Ken: OK, but why does TxDOT build these elaborate “sky-ramps to nowhere” in some places while in others they don’t even bother connecting major highways like U.S. 281 and Loop 1604? Haven’t they ever heard of cloverleafs?
Will: It’s technically true that you have to go through three lights and Pastor Hagee’s parking lot to re-enter Loop 1604 from U.S. 281. Of course, some folks find it simpler just to go to Blanco (the town, not the road) and then turn around. Either way, it’s a good opportunity to pray for patience.
Ken: I’m not letting you off that easy about those insane skyways into the ionosphere. Isn’t the connection between I-10 and Loop 410 higher than most thrill rides out at Sea World?
Will: We like to pay tribute to ancient Mayan architecture and their tradition of human sacrifice. Didn’t you see “Apocalypto”? Just bring along some oxygen and quit whining, rookie.

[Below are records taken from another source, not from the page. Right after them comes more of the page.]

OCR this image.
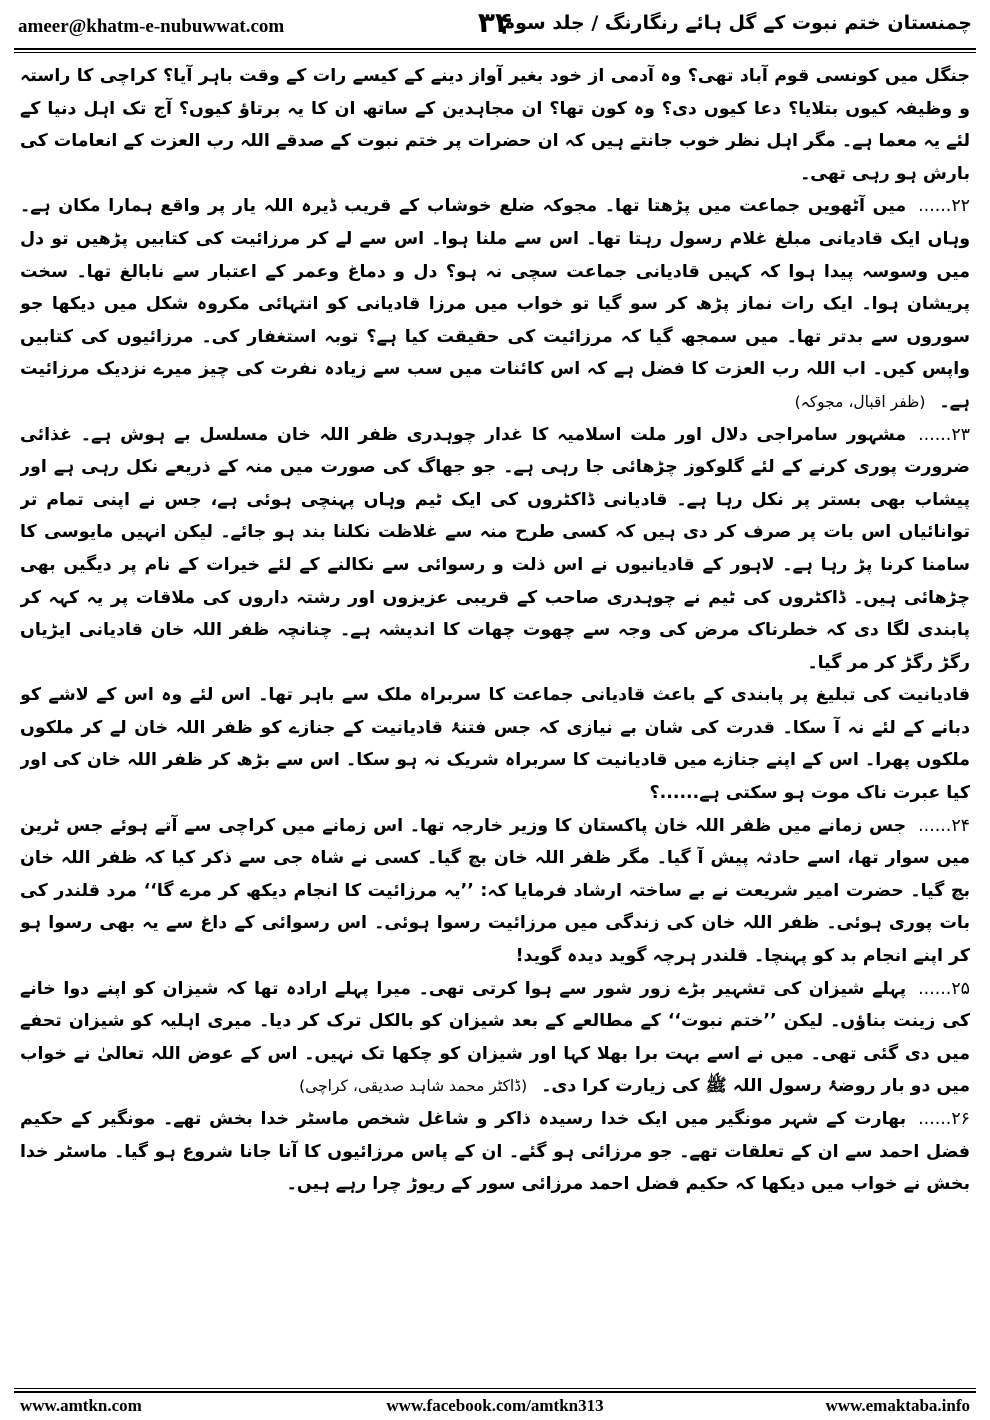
ameer@khatm-e-nubuwwat.com	۳۴
چمنستان ختم نبوت کے گل ہائے رنگارنگ / جلد سوم

جنگل میں کونسی قوم آباد تھی؟ وہ آدمی از خود بغیر آواز دینے کے کیسے رات کے وقت باہر آیا؟ کراچی کا راستہ و وظیفہ کیوں بتلایا؟ دعا کیوں دی؟ وہ کون تھا؟ ان مجاہدین کے ساتھ ان کا یہ برتاؤ کیوں؟ آج تک اہل دنیا کے لئے یہ معما ہے۔ مگر اہل نظر خوب جانتے ہیں کہ ان حضرات پر ختم نبوت کے صدقے اللہ رب العزت کے انعامات کی بارش ہو رہی تھی۔

۲۲......میں آٹھویں جماعت میں پڑھتا تھا۔ مجوکہ ضلع خوشاب کے قریب ڈیرہ اللہ یار پر واقع ہمارا مکان ہے۔ وہاں ایک قادیانی مبلغ غلام رسول رہتا تھا۔ اس سے ملنا ہوا۔ اس سے لے کر مرزائیت کی کتابیں پڑھیں تو دل میں وسوسہ پیدا ہوا کہ کہیں قادیانی جماعت سچی نہ ہو؟ دل و دماغ وعمر کے اعتبار سے نابالغ تھا۔ سخت پریشان ہوا۔ ایک رات نماز پڑھ کر سو گیا تو خواب میں مرزا قادیانی کو انتہائی مکروہ شکل میں دیکھا جو سوروں سے بدتر تھا۔ میں سمجھ گیا کہ مرزائیت کی حقیقت کیا ہے؟ توبہ استغفار کی۔ مرزائیوں کی کتابیں واپس کیں۔ اب اللہ رب العزت کا فضل ہے کہ اس کائنات میں سب سے زیادہ نفرت کی چیز میرے نزدیک مرزائیت ہے۔(ظفر اقبال، مجوکہ)

۲۳......مشہور سامراجی دلال اور ملت اسلامیہ کا غدار چوہدری ظفر اللہ خان مسلسل بے ہوش ہے۔ غذائی ضرورت پوری کرنے کے لئے گلوکوز چڑھائی جا رہی ہے۔ جو جھاگ کی صورت میں منہ کے ذریعے نکل رہی ہے اور پیشاب بھی بستر پر نکل رہا ہے۔ قادیانی ڈاکٹروں کی ایک ٹیم وہاں پہنچی ہوئی ہے، جس نے اپنی تمام تر توانائیاں اس بات پر صرف کر دی ہیں کہ کسی طرح منہ سے غلاظت نکلنا بند ہو جائے۔ لیکن انہیں مایوسی کا سامنا کرنا پڑ رہا ہے۔ لاہور کے قادیانیوں نے اس ذلت و رسوائی سے نکالنے کے لئے خیرات کے نام پر دیگیں بھی چڑھائی ہیں۔ ڈاکٹروں کی ٹیم نے چوہدری صاحب کے قریبی عزیزوں اور رشتہ داروں کی ملاقات پر یہ کہہ کر پابندی لگا دی کہ خطرناک مرض کی وجہ سے چھوت چھات کا اندیشہ ہے۔ چنانچہ ظفر اللہ خان قادیانی ایڑیاں رگڑ رگڑ کر مر گیا۔

قادیانیت کی تبلیغ پر پابندی کے باعث قادیانی جماعت کا سربراہ ملک سے باہر تھا۔ اس لئے وہ اس کے لاشے کو دبانے کے لئے نہ آ سکا۔ قدرت کی شان بے نیازی کہ جس فتنۂ قادیانیت کے جنازے کو ظفر اللہ خان لے کر ملکوں ملکوں پھرا۔ اس کے اپنے جنازے میں قادیانیت کا سربراہ شریک نہ ہو سکا۔ اس سے بڑھ کر ظفر اللہ خان کی اور کیا عبرت ناک موت ہو سکتی ہے......؟

۲۴......جس زمانے میں ظفر اللہ خان پاکستان کا وزیر خارجہ تھا۔ اس زمانے میں کراچی سے آتے ہوئے جس ٹرین میں سوار تھا، اسے حادثہ پیش آ گیا۔ مگر ظفر اللہ خان بچ گیا۔ کسی نے شاہ جی سے ذکر کیا کہ ظفر اللہ خان بچ گیا۔ حضرت امیر شریعت نے بے ساختہ ارشاد فرمایا کہ: ’’یہ مرزائیت کا انجام دیکھ کر مرے گا‘‘ مرد قلندر کی بات پوری ہوئی۔ ظفر اللہ خان کی زندگی میں مرزائیت رسوا ہوئی۔ اس رسوائی کے داغ سے یہ بھی رسوا ہو کر اپنے انجام بد کو پہنچا۔ قلندر ہرچہ گوید دیدہ گوید!

۲۵......پہلے شیزان کی تشہیر بڑے زور شور سے ہوا کرتی تھی۔ میرا پہلے ارادہ تھا کہ شیزان کو اپنے دوا خانے کی زینت بناؤں۔ لیکن ’’ختم نبوت‘‘ کے مطالعے کے بعد شیزان کو بالکل ترک کر دیا۔ میری اہلیہ کو شیزان تحفے میں دی گئی تھی۔ میں نے اسے بہت برا بھلا کہا اور شیزان کو چکھا تک نہیں۔ اس کے عوض اللہ تعالیٰ نے خواب میں دو بار روضۂ رسول اللہ ﷺ کی زیارت کرا دی۔(ڈاکٹر محمد شاہد صدیقی، کراچی)

۲۶......بھارت کے شہر مونگیر میں ایک خدا رسیدہ ذاکر و شاغل شخص ماسٹر خدا بخش تھے۔ مونگیر کے حکیم فضل احمد سے ان کے تعلقات تھے۔ جو مرزائی ہو گئے۔ ان کے پاس مرزائیوں کا آنا جانا شروع ہو گیا۔ ماسٹر خدا بخش نے خواب میں دیکھا کہ حکیم فضل احمد مرزائی سور کے ریوڑ چرا رہے ہیں۔

www.amtkn.com	www.facebook.com/amtkn313	www.emaktaba.info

Ken: Speaking of human sacrifice, why do some exit signs vanish, lanes just disappear and whole highways suddenly come to an unexplained halt?
Will: Survival of the fittest for one thing budget cuts for another. While Texas doesn’t have an income tax, our gas tax mostly goes for building roads. But a few years ago, the folks in Austin decided that growth was stagnating so they “reallocated” the highway funds back to the general treasury. Just like when a burglar reallocates your stereo.
Ken: With growth going sky high, that actually sounds like most CIA predictions. But is this when TxDOT started talking about toll roads?
Will: Yup. Kind of a Ponzi scheme, though nobody has had the guts to admit it. But I think Austin actually got the toll road idea from those strip clubs down on Sixth Street where there’s a $20 cover charge but they still want 10 bucks for a beer. Be brazen, act normal, and some people will be happy to pay twice for the same thing.
Ken: Brazen is one thing, but toll roads? They would cause pollution and even more tie-ups and accidents than we have now.
Will: True but irrelevant. Texans hate taxes but will reluctantly pony up for “fees” — even though the money comes out of the same pockets and winds up in the same state treasury. And after so many years, Texans are used to TxDOT. Maybe they even think of it as an employer of last resort if their kid flunks the TAKS.
Ken: Appalling. Is anyone considering an insurgency?
Will: Are you volunteering to lead one?
When not stuck in TxDOT- induced traffic, retired Col. Ken Allard is an executive in residence at UTSA.